Kramer and the Commerzbank team announced a change in their forecasts for Eurozone interest rates on Friday and now envisage two 0.25% increases being announced this year, which would take the ECB’s negative -0.50% deposit rate back to zero.
They aren’t alone either as Thursday’s remarks from President Lagarde prompted a wave of upgrades to forecasts across the economist community, with many now envisaging a possibly imminent end to the era of negative benchmark interest rates in Europe.
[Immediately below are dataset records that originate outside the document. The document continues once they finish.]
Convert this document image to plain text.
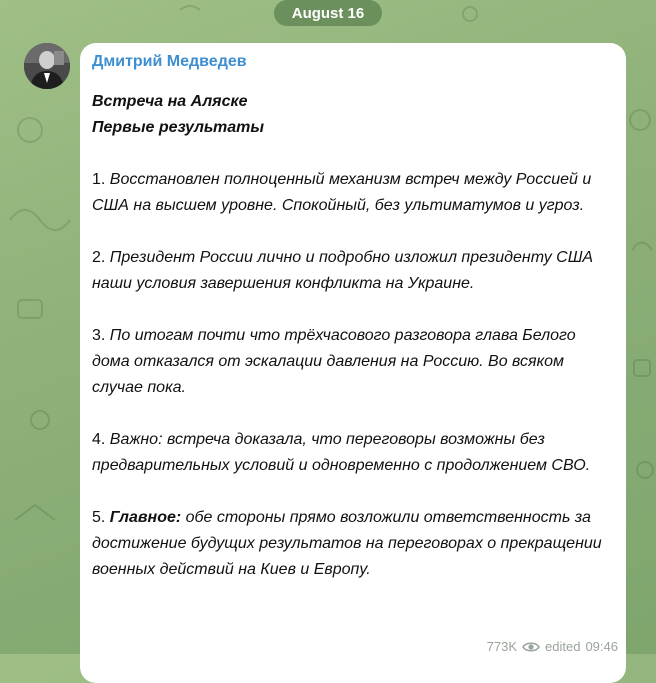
August 16
Дмитрий Медведев

Встреча на Аляске
Первые результаты

1. Восстановлен полноценный механизм встреч между Россией и США на высшем уровне. Спокойный, без ультиматумов и угроз.

2. Президент России лично и подробно изложил президенту США наши условия завершения конфликта на Украине.

3. По итогам почти что трёхчасового разговора глава Белого дома отказался от эскалации давления на Россию. Во всяком случае пока.

4. Важно: встреча доказала, что переговоры возможны без предварительных условий и одновременно с продолжением СВО.

5. Главное: обе стороны прямо возложили ответственность за достижение будущих результатов на переговорах о прекращении военных действий на Киев и Европу.

773K edited 09:46
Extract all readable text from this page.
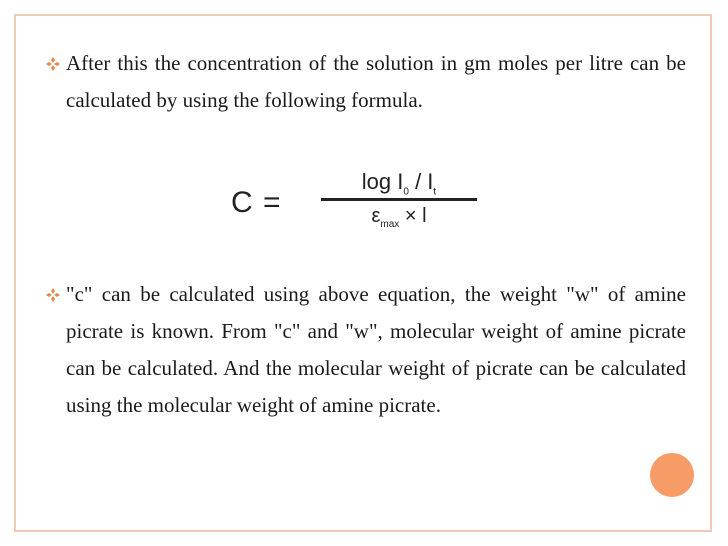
After this the concentration of the solution in gm moles per litre can be calculated by using the following formula.
C =
$\log I_0 / I_t$
$\varepsilon_{max} \times l$
"c" can be calculated using above equation, the weight "w" of amine picrate is known. From "c" and "w", molecular weight of amine picrate can be calculated. And the molecular weight of picrate can be calculated using the molecular weight of amine picrate.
“We change our ECB call and now expect the ECB to hike its deposit facility rate in December this year, and again in March 2023, by 25bp each, which will bring the deposit facility rate to 0%. For now, our call is for a 'two-and-done,' says Piets Haines Christiansen, chief strategist for ECB and fixed income research at Danske Bank.
“There is still elevated uncertainty on this call, but given that Lagarde highlighted the uncertainty of the model framework in its staff projections, that inflation will remain elevated for longer than previously expected, and a tight labour market, we change our view to acknowledge the increased risk, which now becomes our baseline,” Christiansen and colleagues said in a Friday note.
Above: Euro to Dollar rate shown at weekly intervals major moving-averages and Fibonacci retracements of 2021 decline indicating possible areas of technical resistance to a further recovery.